Solving a linear PDE, I got the general solution $$f(x,t)=\frac{e^{-t/\tau}}x\sum^\infty_{n=1}a_n\sin(\gamma_n x)$$ where $\gamma_n$ is the nth positive root of $\tan x=x$.
To satisfy the initial condition we require $$\phi(x)=\frac1x\sum^\infty_{n=1}a_n\sin(\gamma_n x)$$
From a physical point of view, $\phi(x)=f(x,0)$ represents the initial temperature profile of the object, which can be arbitrarily defined. Hence, I assumed such a expansion form is possible for most sufficiently well-behaving $\phi(x)$, but I cannot prove it.
What are the necessary and sufficient conditions for expanding a function $\phi(x)$ into $\frac1x\sum^\infty_{n=1}a_n\sin(\gamma_n x)$?
Noteworthily, $\gamma_n\sim\frac{\pi}{2}+n\pi$ thus this series is ‘almost’ a Fourier sine series.
When this expansion turns out to be mathematically possible, how could one extract the $a_n$s?

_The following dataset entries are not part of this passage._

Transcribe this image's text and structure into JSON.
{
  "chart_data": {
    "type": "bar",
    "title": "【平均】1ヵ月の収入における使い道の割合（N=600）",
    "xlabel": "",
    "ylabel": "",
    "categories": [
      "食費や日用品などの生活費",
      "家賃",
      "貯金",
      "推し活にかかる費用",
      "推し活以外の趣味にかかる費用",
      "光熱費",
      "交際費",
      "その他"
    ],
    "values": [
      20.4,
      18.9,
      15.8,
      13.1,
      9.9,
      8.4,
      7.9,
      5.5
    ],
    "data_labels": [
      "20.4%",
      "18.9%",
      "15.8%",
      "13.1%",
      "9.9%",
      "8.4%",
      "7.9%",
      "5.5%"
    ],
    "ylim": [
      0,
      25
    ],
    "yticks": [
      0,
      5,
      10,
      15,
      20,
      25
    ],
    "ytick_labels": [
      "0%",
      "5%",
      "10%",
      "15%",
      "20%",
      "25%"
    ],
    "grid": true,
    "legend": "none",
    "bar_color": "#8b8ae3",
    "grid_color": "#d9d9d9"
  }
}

One possible way is performing fourier transform on both sides, so that $$\int^\infty_{-\infty}x\phi(x)e^{-i\omega x}dx = \sum^\infty_{n=1}a_n\delta(\omega-\gamma_n)$$ assuming $\omega>0$, but often does one have knowledge of $\phi(x)$ only on a physically meaningful region $[0,a]$.